Он-то, как нарочно, и оказался злейшим врагом того, с кем, казалось, надо быть ему союзником. Но литературные отношения тогда мало что решали.
Трудно сказать, что поссорило единомышленников, борьба ли за ближайшее к «командиру» место, тяжелый ли характер Лукина, насмешки ли острослова Фонвизина, натолкнувшиеся на обидчивость; как бы то ни было, началась вражда, самим Денисом Ивановичем в «Чистосердечном признании» описанная так:
«Сей человек, имеющий, впрочем, разум (Д. И. хочет быть объективен. — Ст. Р.),был беспримерного высокомерия и нравом тяжел пренесносно. Он упражнялся в сочинениях на русском языке; физиономия ли моя или не весьма скромный мой отзыв о его пере причиною стали его ко мне ненависти. Могу сказать, что в доме самого честного и снисходительного начальника вел я жизнь самую неприятнейшую от действия ненависти его любимца».

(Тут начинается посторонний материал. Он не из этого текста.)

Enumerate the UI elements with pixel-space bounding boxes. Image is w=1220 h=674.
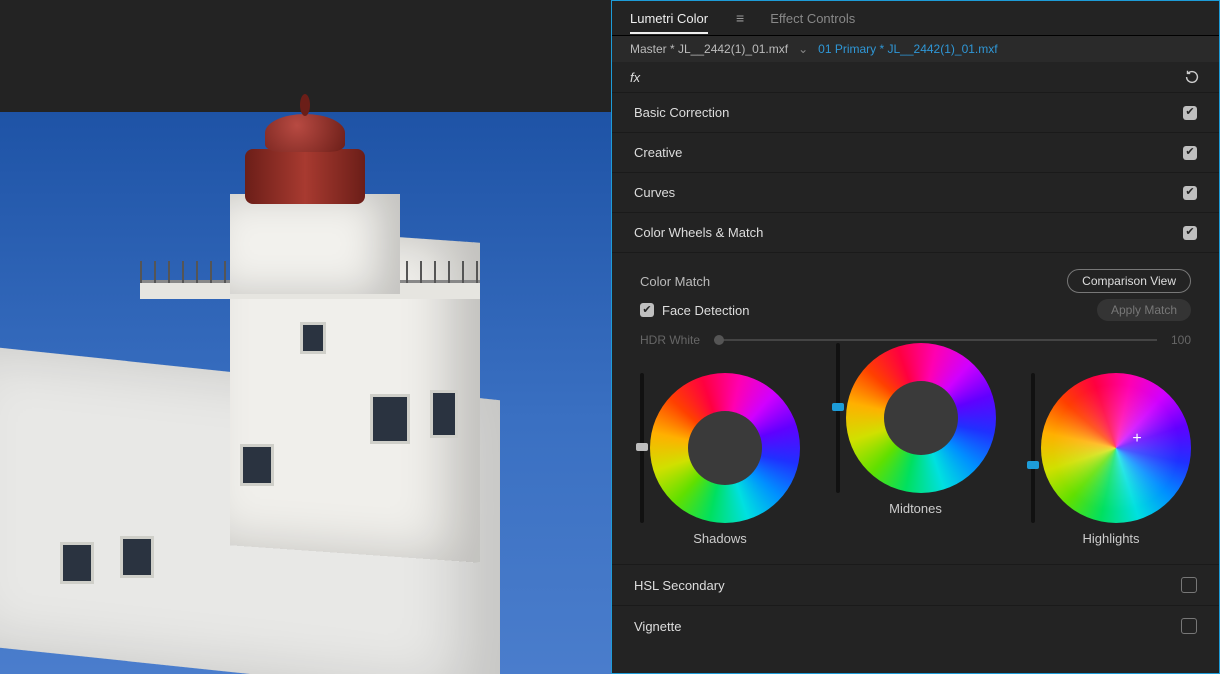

Но в конце концов капризный нрав «честного и снисходительного» стал тяжел для Фонвизина. Допекаемый Лукиным и не защищаемый более Елагиным, Фонвизин просился в отставку, хотел переменить службу, но тут сказалась та самая черта знаменитого чудака — не терпел он, если кто-нибудь делал то, чего не мог делать он, или имел то, чего у него не было. Чудачество обернулось самодурством: патрон не хотел никому уступать столь способного литератора, а без его воли никто Фонвизина не брал, не желая ссоры с Елагиным.
Спутник уже неохотно крутился в орбите сановной планеты, и сила притяжения стала невыносимой:
«С.-Петербург, сентября 11 дня 1768.
Милостивый государь батюшка и милостивая государыня матушка!
На полученные по нынешней почте милостивые ваши письма ничего в ответ донести не имею, как только то, что я на просьбу мою никакой резолюции не имею… Такая беда моя, что никто прямо от него брать меня не хочет; а на него я никакой надежды не имею. Он говорит, что я, пошед в отставку, сам себя погублю и что, переменив место, будто также сам себя погублю; а не погублю себя, оставшись у него. Слыханы ли в свете такие ответы? Как бы то ни было, я с ним в нынешнем же месяце расквитаюсь. Мне жить у него несносно становится; а об отставке я не тужу: года через два или через год войду в службу, да и не к такому уроду.